4. Put one person in charge of the full picture

AI expenditure usually crosses several departments. IT buys enterprise licences, procurement negotiates contracts, marketing chooses applications, finance monitors invoices and agencies use their own systems. Each team sees part of the cost. One person needs to see the whole picture. This does not have to be a new executive role or a central committee that approves every experiment. A marketing operations lead, procurement manager or digital transformation specialist can maintain the list of tools, contracts, owners and approved uses. That list should answer practical questions. What does each tool do? Which department pays for it? How many people use it? Does the price remain fixed, or does it rise with consumption? Which data may employees enter? Who checks the output? When does the contract renew? Usage reports can then expose unusual developments early. A sharp rise in token consumption may reflect a successful new workflow, or it may show that an automated system produces unnecessarily long outputs. A tool with few users may be redundant, or it may serve a small team working on high-value tasks. The figures need context before management decides whether to expand or cancel the service. Clear ownership also helps companies deal with shadow AI. Employees often turn to unofficial tools because the approved alternatives are slow, poorly introduced or unsuited to the task. A blanket ban may push the activity further out of sight. A small set of useful, clearly explained platforms usually works better.
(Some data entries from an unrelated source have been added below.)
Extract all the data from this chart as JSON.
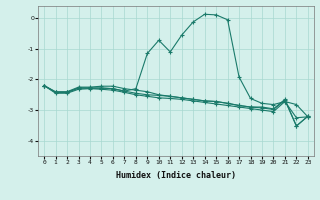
{
  "xlabel": "Humidex (Indice chaleur)",
  "bg_color": "#d4f0eb",
  "grid_color": "#a8d8d0",
  "line_color": "#1a7a6a",
  "xlim": [
    -0.5,
    23.5
  ],
  "ylim": [
    -4.5,
    0.4
  ],
  "yticks": [
    0,
    -1,
    -2,
    -3,
    -4
  ],
  "xtick_labels": [
    "0",
    "1",
    "2",
    "3",
    "4",
    "5",
    "6",
    "7",
    "8",
    "9",
    "10",
    "11",
    "12",
    "13",
    "14",
    "15",
    "16",
    "17",
    "18",
    "19",
    "20",
    "21",
    "22",
    "23"
  ],
  "series": [
    [
      -2.2,
      -2.45,
      -2.45,
      -2.32,
      -2.3,
      -2.32,
      -2.35,
      -2.42,
      -2.5,
      -2.55,
      -2.6,
      -2.62,
      -2.65,
      -2.7,
      -2.75,
      -2.8,
      -2.85,
      -2.9,
      -2.95,
      -3.0,
      -3.05,
      -2.72,
      -3.25,
      -3.22
    ],
    [
      -2.2,
      -2.42,
      -2.42,
      -2.28,
      -2.28,
      -2.28,
      -2.3,
      -2.38,
      -2.45,
      -2.5,
      -2.52,
      -2.55,
      -2.6,
      -2.65,
      -2.7,
      -2.72,
      -2.78,
      -2.85,
      -2.9,
      -2.93,
      -2.98,
      -2.68,
      -3.52,
      -3.2
    ],
    [
      -2.2,
      -2.4,
      -2.4,
      -2.25,
      -2.25,
      -2.22,
      -2.22,
      -2.3,
      -2.35,
      -2.4,
      -2.5,
      -2.55,
      -2.6,
      -2.65,
      -2.7,
      -2.72,
      -2.78,
      -2.85,
      -2.9,
      -2.9,
      -2.96,
      -2.65,
      -3.52,
      -3.2
    ],
    [
      -2.2,
      -2.42,
      -2.42,
      -2.28,
      -2.28,
      -2.28,
      -2.3,
      -2.38,
      -2.3,
      -1.15,
      -0.72,
      -1.1,
      -0.55,
      -0.12,
      0.13,
      0.11,
      -0.05,
      -1.92,
      -2.62,
      -2.78,
      -2.82,
      -2.72,
      -2.82,
      -3.22
    ]
  ]
}
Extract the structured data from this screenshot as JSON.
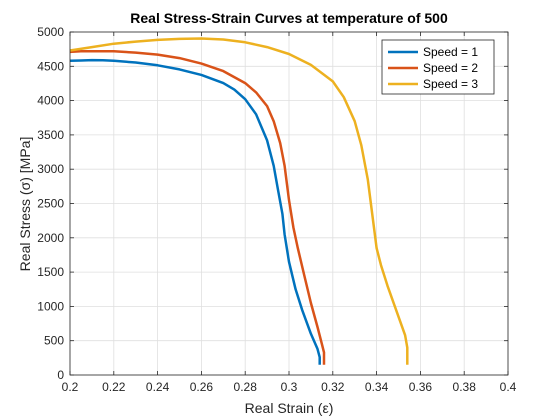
{
  "chart_data": {
    "type": "line",
    "title": "Real Stress-Strain Curves at temperature of 500",
    "xlabel": "Real Strain (ε)",
    "ylabel": "Real Stress (σ) [MPa]",
    "xlim": [
      0.2,
      0.4
    ],
    "ylim": [
      0,
      5000
    ],
    "xticks": [
      0.2,
      0.22,
      0.24,
      0.26,
      0.28,
      0.3,
      0.32,
      0.34,
      0.36,
      0.38,
      0.4
    ],
    "xtick_labels": [
      "0.2",
      "0.22",
      "0.24",
      "0.26",
      "0.28",
      "0.3",
      "0.32",
      "0.34",
      "0.36",
      "0.38",
      "0.4"
    ],
    "yticks": [
      0,
      500,
      1000,
      1500,
      2000,
      2500,
      3000,
      3500,
      4000,
      4500,
      5000
    ],
    "ytick_labels": [
      "0",
      "500",
      "1000",
      "1500",
      "2000",
      "2500",
      "3000",
      "3500",
      "4000",
      "4500",
      "5000"
    ],
    "grid": true,
    "legend_position": "top-right",
    "series": [
      {
        "name": "Speed = 1",
        "color": "#0072BD",
        "x": [
          0.2,
          0.205,
          0.21,
          0.215,
          0.22,
          0.23,
          0.24,
          0.25,
          0.26,
          0.27,
          0.275,
          0.28,
          0.285,
          0.29,
          0.293,
          0.295,
          0.297,
          0.298,
          0.3,
          0.303,
          0.306,
          0.31,
          0.313,
          0.314,
          0.314
        ],
        "y": [
          4580,
          4585,
          4590,
          4588,
          4580,
          4555,
          4515,
          4455,
          4375,
          4255,
          4160,
          4020,
          3800,
          3420,
          3050,
          2700,
          2350,
          2050,
          1650,
          1250,
          950,
          600,
          380,
          260,
          150
        ]
      },
      {
        "name": "Speed = 2",
        "color": "#D95319",
        "x": [
          0.2,
          0.205,
          0.21,
          0.215,
          0.22,
          0.23,
          0.24,
          0.25,
          0.26,
          0.27,
          0.28,
          0.285,
          0.29,
          0.293,
          0.296,
          0.298,
          0.3,
          0.302,
          0.304,
          0.307,
          0.31,
          0.313,
          0.315,
          0.316,
          0.316
        ],
        "y": [
          4710,
          4718,
          4720,
          4720,
          4718,
          4700,
          4670,
          4620,
          4540,
          4430,
          4255,
          4120,
          3920,
          3700,
          3380,
          3050,
          2550,
          2150,
          1850,
          1450,
          1050,
          700,
          450,
          330,
          150
        ]
      },
      {
        "name": "Speed = 3",
        "color": "#EDB120",
        "x": [
          0.2,
          0.21,
          0.22,
          0.23,
          0.24,
          0.25,
          0.26,
          0.27,
          0.28,
          0.29,
          0.3,
          0.31,
          0.32,
          0.325,
          0.33,
          0.333,
          0.336,
          0.338,
          0.34,
          0.342,
          0.345,
          0.35,
          0.353,
          0.354,
          0.354
        ],
        "y": [
          4730,
          4780,
          4830,
          4860,
          4885,
          4900,
          4905,
          4890,
          4850,
          4780,
          4680,
          4520,
          4280,
          4050,
          3700,
          3350,
          2850,
          2350,
          1850,
          1600,
          1300,
          850,
          580,
          400,
          150
        ]
      }
    ]
  }
}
AI costs need an operating logic

The purpose of cost control is not to make every prompt as short as possible or force employees to use the least expensive model. A stronger system may justify a higher price when it produces better results and reduces review time. An expensive specialist tool may earn its place if it replaces a larger external cost. The budget becomes defensible when management can explain it without reading out a list of software names. Which workflows use AI? What does each tool replace or improve? Where do costs rise with consumption? Which tasks still need substantial human review? Who decides whether the result is good enough to publish? Companies that can answer these questions do not necessarily spend less. They spend with greater control. Those that cannot may continue to approve every individual invoice correctly while losing sight of what their AI marketing budget has become.